IN MEMORIAM: Frederick E. Sontag, 1924-2009

Journal of Unification Studies Vol. 10, 2009 - Pages 207-209

Dr. Frederick E. Sontag, the Robert C. Denison Professor of Philosophy at Pomona College, died Sunday, June 14, 2009 at the age of 84, after several months of declining health. Professor Sontag recently retired from the Pomona faculty, bringing a close to a 57-year tenure as a member of Pomona's Philosophy Department. The author of 28 books, he was a much-beloved figure at Pomona and beyond.

Professor Sontag has a place within the Unification tradition as the first American scholar to undertake a serious and systematic investigation of the Unification Church. He interviewed members and movement leaders on three continents, stayed in church centers, attended a weekend training session as a participant, attended the Washington Monument rally as a spectator, and "contacted as many ex-members and anti-Moon organizations as possible to gather their literature." He also conducted a nine-hour interview with Rev. Moon, the first and likely the last of its kind. The results of his investigation were published as Sun Myung Moon and the Unification Church (Abingdon, 1977). Dr. Sontag noted that "the Moon phenomenon does not admit of easy solutions" and that for every simple issue resolved, "more important and difficult questions emerged." Nevertheless, he did reach "two firm conclusions." These were: "(1) The origins of the movement are genuinely humble, religious, and spiritual (which many doubt); and (2) the adaptability and solidarity of the movement are such that we are dealing with a movement here to stay."

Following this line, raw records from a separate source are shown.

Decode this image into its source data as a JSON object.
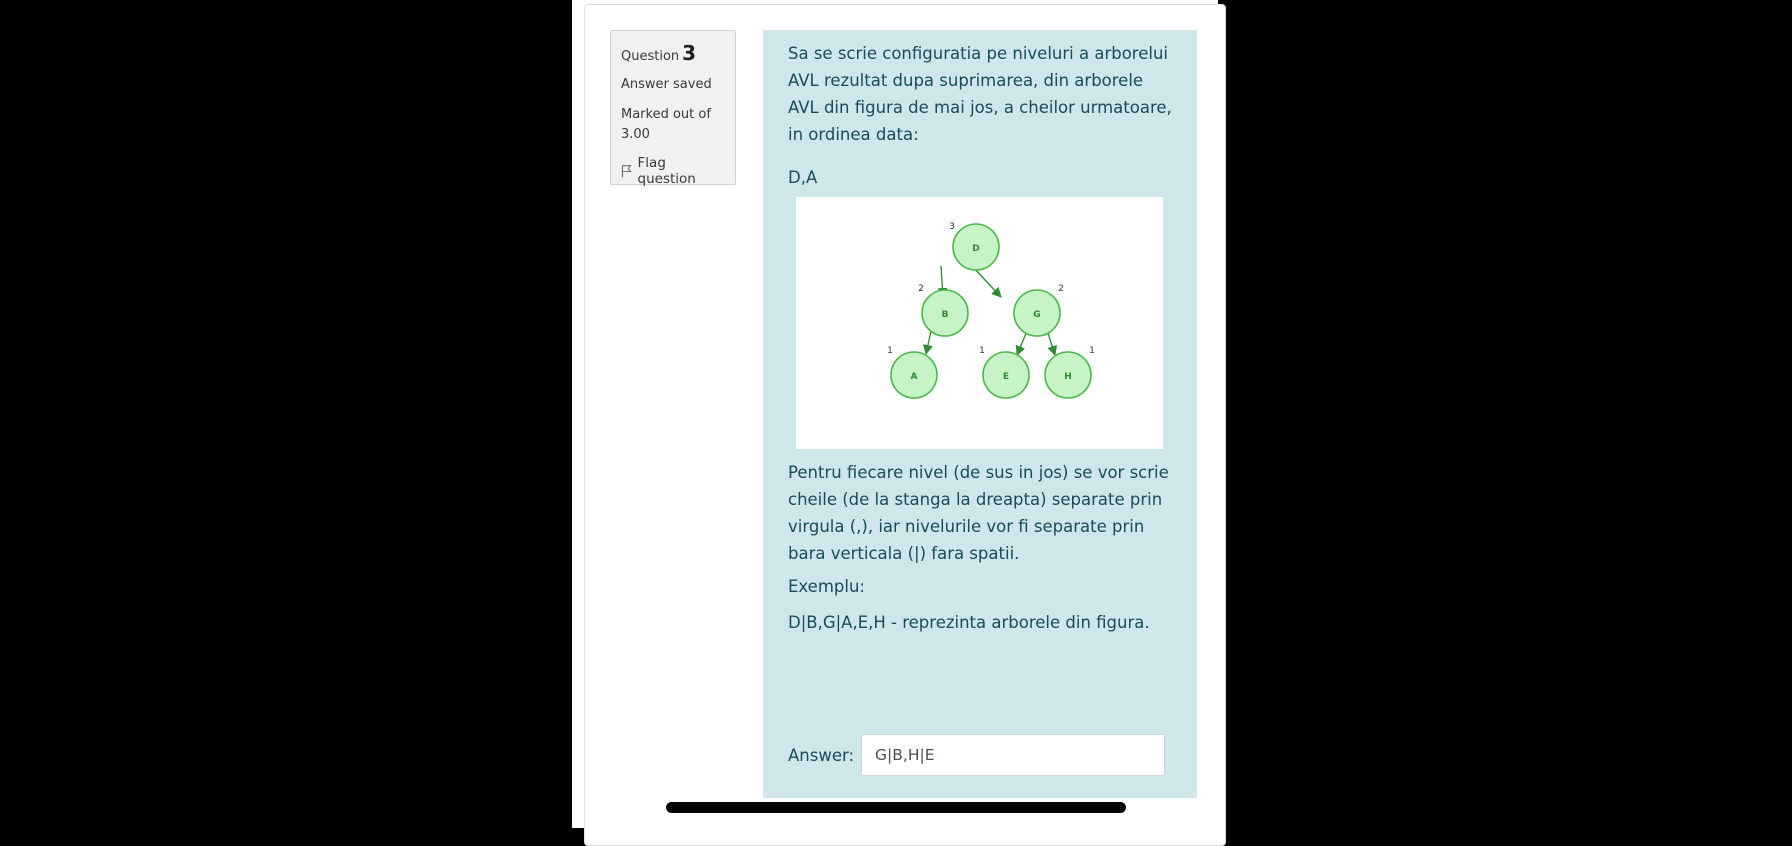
{
  "info": {
    "question_label": "Question",
    "question_number": "3",
    "state": "Answer saved",
    "grade": "Marked out of 3.00",
    "flag_label": "Flag question",
    "flag_icon": "flag-icon"
  },
  "question": {
    "text_intro": "Sa se scrie configuratia pe niveluri a arborelui AVL rezultat dupa suprimarea, din arborele AVL din figura de mai jos, a cheilor urmatoare, in ordinea data:",
    "keys": "D,A",
    "instructions": "Pentru fiecare nivel (de sus in jos) se vor scrie cheile (de la stanga la dreapta) separate prin virgula (,), iar nivelurile vor fi separate prin bara verticala (|) fara spatii.",
    "example_label": "Exemplu:",
    "example_text": "D|B,G|A,E,H - reprezinta arborele din figura."
  },
  "figure": {
    "node_fill": "#c6f4c6",
    "node_stroke": "#4cb84c",
    "edge_color": "#2e8b2e",
    "nodes": [
      {
        "key": "D",
        "height": "3"
      },
      {
        "key": "B",
        "height": "2"
      },
      {
        "key": "G",
        "height": "2"
      },
      {
        "key": "A",
        "height": "1"
      },
      {
        "key": "E",
        "height": "1"
      },
      {
        "key": "H",
        "height": "1"
      }
    ]
  },
  "answer": {
    "label": "Answer:",
    "value": "G|B,H|E"
  }
}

His book was not an end-of-story in his relationship with the Unification movement. He was a regular attendee at the International Conference on the Unity of the Sciences (ICUS) and a founding board member of the New Ecumenical Research Association (New ERA). Making the case that "God must be the center of dialogue," Professor Sontag was the moving force behind the convening of four major "God Conferences" from 1979 to 1982. Applying this conviction to the Unification movement, he penned an important article, "The God of Principle: A Critical Evaluation" in Ten Theologians Respond to the Unification Church (1981) later reprinted in abridged form in The Journal of Ecumenical Studies (Fall 1985). In his exposition, Dr. Sontag warned that God was subordinated to the Principle in Unification theology and questioned whether the "the God of Principle" would "survive the refining fire which the-God-beyond-the-Principle seems to send to test every new incarnation."

Professor Sontag later published a significant article for this journal, "The Unification Church: Theory vs. Practice/Ideal vs. Reality" (1999-2000) as part of a 40th Anniversary Forum on the Unification Church in America. "The point of this ... piece," he wrote, was "to ask: What happens when time passes, as it must, and the ideal life still seems held off at arm's length, or when one is embroiled in less than ideal actions with leaders or other members?" Touching upon arranged marriages, a rigid hierarchical structure of church life, "Koreanization" of the church, communal life, a demand for continual individual sacrifice, political and commercial ventures, and "provincial cultural accretions that stem from its Korean origin," he listed twelve recommendations for bringing Unification doctrine, religious aims and millennial goals into alignment.

Ever the sympathetic mentor-critic, Dr. Sontag remained faithful to his initial conclusion vis-à-vis Unificationism: "We have witnessed in our own lifetime the birth, growing pains-and will see the maturity-of a new religious movement." The Unification Movement can be grateful to Professor Sontag for his role in that maturation process.